The mere-exposure effect is a psychological phenomenon by which people tend to develop a preference for things merely because they are familiar with them. In social psychology, this effect is sometimes called the familiarity principle. In our opinion such effects are involuntary conditioning of the mind. They also reflect an absence of the control of the mind over the matter.
Observation and reflection is not a one way street. One who has constant control of his mind over the matter is free to say or hear whatever he chooses at a given moment, since his mind is open to the response and modify the action accordingly. If you are not totally attached to your thoughts or actions (the matter), your mind will exhibit that freedom. When the focus on mind over matter becomes natural, there is a liberation from the constraints that inhibits most of us and most of the time! This is best described as analogous to the lotus leaf, which lives in the water, sustained by the water and yet remains untainted by the water!
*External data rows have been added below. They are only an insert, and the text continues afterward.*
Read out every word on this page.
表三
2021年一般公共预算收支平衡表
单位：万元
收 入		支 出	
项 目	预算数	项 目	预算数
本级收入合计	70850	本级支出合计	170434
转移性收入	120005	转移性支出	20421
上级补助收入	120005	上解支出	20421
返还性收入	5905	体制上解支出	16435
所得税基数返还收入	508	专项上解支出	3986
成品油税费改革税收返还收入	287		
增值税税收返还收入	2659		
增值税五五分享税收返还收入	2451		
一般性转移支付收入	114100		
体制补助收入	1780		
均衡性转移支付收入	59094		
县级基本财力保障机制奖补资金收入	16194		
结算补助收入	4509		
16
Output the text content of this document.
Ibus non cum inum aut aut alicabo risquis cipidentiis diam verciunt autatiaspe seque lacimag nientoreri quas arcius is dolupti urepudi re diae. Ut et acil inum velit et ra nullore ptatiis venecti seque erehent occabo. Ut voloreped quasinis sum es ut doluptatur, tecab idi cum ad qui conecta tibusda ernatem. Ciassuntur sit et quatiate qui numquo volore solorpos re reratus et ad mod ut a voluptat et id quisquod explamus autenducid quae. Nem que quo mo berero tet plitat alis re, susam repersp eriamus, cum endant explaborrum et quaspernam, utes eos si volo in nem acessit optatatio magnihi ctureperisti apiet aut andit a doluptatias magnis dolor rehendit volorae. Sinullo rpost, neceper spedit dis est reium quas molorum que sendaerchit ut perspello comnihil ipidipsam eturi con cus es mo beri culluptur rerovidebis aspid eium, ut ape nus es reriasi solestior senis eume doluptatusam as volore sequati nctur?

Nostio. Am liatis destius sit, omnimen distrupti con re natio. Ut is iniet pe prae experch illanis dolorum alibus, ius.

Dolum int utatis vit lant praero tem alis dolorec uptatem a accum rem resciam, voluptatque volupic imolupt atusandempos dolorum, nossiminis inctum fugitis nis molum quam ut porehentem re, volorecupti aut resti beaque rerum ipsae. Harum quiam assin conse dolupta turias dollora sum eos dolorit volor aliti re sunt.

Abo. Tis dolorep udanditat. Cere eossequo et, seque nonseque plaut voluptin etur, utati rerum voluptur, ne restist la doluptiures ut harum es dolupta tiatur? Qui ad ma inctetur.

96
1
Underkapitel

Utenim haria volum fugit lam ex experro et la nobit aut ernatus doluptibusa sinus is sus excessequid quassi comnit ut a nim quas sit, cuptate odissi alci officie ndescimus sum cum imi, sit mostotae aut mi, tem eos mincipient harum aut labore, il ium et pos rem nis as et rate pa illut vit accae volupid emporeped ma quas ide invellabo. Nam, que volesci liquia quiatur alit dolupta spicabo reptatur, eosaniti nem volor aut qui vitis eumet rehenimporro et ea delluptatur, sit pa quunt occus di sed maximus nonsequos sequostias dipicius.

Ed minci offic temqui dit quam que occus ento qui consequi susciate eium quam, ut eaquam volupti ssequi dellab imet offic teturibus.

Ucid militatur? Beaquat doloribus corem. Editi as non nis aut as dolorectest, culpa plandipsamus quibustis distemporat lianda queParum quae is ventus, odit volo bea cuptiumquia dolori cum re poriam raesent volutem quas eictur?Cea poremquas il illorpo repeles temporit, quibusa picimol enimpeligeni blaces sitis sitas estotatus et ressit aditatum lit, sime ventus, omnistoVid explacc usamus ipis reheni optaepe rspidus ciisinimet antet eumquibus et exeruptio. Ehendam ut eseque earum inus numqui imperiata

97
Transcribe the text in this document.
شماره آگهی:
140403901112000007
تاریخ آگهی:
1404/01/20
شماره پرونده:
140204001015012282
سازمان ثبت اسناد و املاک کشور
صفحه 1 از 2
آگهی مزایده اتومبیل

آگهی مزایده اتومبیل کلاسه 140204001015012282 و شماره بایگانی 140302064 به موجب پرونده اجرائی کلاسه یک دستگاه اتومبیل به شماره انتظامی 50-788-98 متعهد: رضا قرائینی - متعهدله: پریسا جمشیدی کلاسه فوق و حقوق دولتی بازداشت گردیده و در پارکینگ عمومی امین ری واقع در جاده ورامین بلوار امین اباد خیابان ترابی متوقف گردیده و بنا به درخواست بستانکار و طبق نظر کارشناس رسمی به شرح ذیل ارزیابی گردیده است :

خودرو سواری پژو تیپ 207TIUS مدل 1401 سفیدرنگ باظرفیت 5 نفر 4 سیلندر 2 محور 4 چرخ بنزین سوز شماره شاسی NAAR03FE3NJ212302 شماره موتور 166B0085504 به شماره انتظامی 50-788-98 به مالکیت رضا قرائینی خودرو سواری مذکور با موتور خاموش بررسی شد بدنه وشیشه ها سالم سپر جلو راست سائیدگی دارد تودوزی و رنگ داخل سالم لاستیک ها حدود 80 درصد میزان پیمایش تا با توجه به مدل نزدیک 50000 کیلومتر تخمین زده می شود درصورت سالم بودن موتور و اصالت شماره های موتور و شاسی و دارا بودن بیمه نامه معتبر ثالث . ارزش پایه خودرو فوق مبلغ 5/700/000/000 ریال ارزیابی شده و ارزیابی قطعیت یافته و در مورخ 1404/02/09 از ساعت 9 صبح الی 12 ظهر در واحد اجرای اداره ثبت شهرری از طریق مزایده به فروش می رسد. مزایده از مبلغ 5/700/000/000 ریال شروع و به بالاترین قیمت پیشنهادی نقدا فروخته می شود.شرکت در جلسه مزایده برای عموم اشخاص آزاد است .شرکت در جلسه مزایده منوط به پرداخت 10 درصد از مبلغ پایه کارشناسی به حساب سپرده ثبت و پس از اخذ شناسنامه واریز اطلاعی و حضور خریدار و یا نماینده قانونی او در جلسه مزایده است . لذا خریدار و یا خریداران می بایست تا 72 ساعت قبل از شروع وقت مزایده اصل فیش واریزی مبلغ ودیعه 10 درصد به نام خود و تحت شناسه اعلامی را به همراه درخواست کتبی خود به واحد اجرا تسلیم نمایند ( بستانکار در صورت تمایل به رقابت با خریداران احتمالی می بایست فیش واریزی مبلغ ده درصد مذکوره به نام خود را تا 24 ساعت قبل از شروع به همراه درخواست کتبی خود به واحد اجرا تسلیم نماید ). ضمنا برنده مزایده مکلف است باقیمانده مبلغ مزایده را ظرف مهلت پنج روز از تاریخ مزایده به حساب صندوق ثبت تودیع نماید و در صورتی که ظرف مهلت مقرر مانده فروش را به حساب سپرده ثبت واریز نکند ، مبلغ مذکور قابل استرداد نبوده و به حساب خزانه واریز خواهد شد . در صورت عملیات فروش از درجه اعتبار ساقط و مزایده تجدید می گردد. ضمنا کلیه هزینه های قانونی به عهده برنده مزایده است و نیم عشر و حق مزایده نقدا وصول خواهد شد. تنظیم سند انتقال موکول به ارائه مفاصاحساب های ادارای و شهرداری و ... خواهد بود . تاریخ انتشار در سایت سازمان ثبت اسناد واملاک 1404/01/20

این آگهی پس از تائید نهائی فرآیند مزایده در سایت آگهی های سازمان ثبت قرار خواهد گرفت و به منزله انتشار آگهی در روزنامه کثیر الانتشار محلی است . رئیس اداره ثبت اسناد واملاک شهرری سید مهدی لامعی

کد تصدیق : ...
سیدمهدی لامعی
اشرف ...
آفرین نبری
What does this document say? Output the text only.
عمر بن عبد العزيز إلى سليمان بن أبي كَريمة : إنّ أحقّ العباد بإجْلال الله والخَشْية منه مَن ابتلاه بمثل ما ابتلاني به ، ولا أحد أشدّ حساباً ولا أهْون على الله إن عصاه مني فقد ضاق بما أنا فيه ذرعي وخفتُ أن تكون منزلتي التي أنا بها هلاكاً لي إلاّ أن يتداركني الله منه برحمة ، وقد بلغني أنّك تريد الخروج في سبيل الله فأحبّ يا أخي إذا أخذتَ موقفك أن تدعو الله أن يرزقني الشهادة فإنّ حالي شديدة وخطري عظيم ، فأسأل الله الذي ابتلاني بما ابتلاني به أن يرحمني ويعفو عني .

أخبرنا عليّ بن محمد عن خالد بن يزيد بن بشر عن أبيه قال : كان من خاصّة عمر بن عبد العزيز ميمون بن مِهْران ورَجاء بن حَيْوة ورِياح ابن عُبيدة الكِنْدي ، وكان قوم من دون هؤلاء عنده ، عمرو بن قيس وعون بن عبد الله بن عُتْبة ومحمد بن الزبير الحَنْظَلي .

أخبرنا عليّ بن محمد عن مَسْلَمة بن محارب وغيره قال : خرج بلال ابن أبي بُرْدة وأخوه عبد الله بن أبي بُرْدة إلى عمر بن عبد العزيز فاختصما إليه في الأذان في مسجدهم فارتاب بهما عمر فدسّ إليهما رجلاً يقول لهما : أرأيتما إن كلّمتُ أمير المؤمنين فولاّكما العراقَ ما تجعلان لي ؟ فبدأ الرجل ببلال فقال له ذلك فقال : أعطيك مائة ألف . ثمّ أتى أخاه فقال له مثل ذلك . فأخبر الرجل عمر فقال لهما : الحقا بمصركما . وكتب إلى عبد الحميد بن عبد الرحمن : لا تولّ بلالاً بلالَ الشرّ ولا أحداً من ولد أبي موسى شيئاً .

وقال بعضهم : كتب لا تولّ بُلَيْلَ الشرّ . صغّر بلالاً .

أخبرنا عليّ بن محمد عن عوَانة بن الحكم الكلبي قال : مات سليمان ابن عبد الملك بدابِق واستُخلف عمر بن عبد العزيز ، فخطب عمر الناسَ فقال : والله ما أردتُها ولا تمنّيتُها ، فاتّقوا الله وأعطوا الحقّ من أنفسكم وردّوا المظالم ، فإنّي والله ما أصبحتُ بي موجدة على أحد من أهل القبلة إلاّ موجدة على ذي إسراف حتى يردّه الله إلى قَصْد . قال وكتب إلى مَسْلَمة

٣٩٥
Events and all circumstances surrounding them are all the aspects of “matter”. Observation, inferences, conclusion and decisions are all the various aspects of the “mind”. The objectivity displayed by the mind will be noticed only through the next set of events which could be a decisive action or seeking more data or information, probing, experimentation, etc. All of these are again aspects of “matter”. Thus we see that mind and matter are inseparable and inter-twined. When “mind “is intimately tied to the “matter”, the mind goes through perturbations, just as the material objects change with time and circumstances. When the mind is held in check and used as a tool and as an enabler, the objectivity of the observer increases. The connectors – Guna – determine the nature of this connection between the matter and the mind.

Being unaware of this interconnectedness and to believe that the mind and the matter are distinct and separate from each other is considered as fallacy (Maya – illusion).To understand the inseparable nature of mind and the matter and the nature of the connectors is described as the first step towards acquiring the true knowledge. Mind, the matter and the connectors (Guna) are all means or agents. The Self (I) merely exists as a witness and participant in this play of mind, matter and their interconnectedness. One who understands this independence of the Self (I) is considered as truly liberated. In this unattached active engagement one reaches a state of true liberation. This is considered as the True Knowledge.

The True Knowledge of the SELF (I) merely as an observer brings untold joy and happiness, which can not be described. It is truly the outcome of Self-realization. In that state of knowledge or awareness our common perceptions of joy and sorrow (and all other dualities) disappear. This is not a meta-physical state. Instead it is merely the fine tuning of our understanding of the mind over matter May this be your source of a new found state of joy and happiness in the coming New Year!